Dr Upex and the Great God Ing is a collection of fiction from Antony Oldknow, a writer I first came across via his excellent story 'Ruelle des Martyrs' in Supernatural Tales. That story is included here and it was nice to read it again; indeed much of what makes it such a good story applies to the collection as a whole. 'Ruelle des Martyrs' is a hauntingly ambiguous tale of a man caught in a rainstorm who gives a woman a lift and ends up at her house. For more conventional authors, this setup might lead to an ending involving one of the genre's more overused monsters, but Oldknow is too subtle for that. Like most stories here, it seems slightly detached from the modern world, both in terms of its setting and the prose: Oldknow tells his stories in language at once old-fashioned and nostalgic for that past, taking his cues from M.R. James and Robert Aickman.

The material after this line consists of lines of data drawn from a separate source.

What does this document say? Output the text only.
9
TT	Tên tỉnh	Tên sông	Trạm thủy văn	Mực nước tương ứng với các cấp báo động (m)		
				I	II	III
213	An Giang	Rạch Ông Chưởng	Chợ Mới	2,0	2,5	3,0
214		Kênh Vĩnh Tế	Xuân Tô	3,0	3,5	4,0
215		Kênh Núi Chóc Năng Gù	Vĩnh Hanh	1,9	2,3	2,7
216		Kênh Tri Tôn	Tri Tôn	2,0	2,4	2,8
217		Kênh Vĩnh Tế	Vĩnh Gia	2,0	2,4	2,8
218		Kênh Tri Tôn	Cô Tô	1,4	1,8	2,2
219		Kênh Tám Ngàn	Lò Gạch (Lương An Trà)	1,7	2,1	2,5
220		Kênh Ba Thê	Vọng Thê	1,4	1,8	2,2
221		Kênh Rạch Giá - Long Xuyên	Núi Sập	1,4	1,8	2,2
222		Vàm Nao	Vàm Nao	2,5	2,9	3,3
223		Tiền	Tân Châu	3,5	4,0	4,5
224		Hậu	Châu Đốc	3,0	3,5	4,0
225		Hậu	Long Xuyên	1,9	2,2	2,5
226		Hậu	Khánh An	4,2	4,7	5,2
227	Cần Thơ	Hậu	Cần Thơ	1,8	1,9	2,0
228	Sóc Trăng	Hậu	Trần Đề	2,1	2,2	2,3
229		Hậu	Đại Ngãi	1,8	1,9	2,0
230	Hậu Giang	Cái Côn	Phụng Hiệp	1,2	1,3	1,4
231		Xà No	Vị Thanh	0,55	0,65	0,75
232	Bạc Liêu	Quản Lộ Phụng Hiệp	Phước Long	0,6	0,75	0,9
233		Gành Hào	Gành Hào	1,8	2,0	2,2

Another good example of Oldknow's style is the title story. Set during WW2, a doctor is recovering from his wounds in a field hospital and becomes convinced he is being visited by the titular god from Norse mythology. It's an original tale, wrong-footing the reader (this reader, at least) several times, not least in that after some fine moments of unease, it ends on a sombre, almost reflective note.
Nearly all pieces here leave threads untied, at least in the literal sense, and it's safe to say this is not a collection for those readers who like their short stories wrapped up with a neat little bow at the end. Several pieces, such as 'A Soldier' and 'Cathedral Woman' are almost fragements, pieces of a wider pattern the reader can construct.
In that sense, this is a 'difficult' collection to read, although I've never understood that term as a criticism of a piece of art. Yes, Oldknow's stories might make you work a bit to get at their deeper meaning, but the only relevent question is if that work, that difficulty, is worth it. For the majority of stories in Dr Upex and the Great God, the answer is an empthatic yes.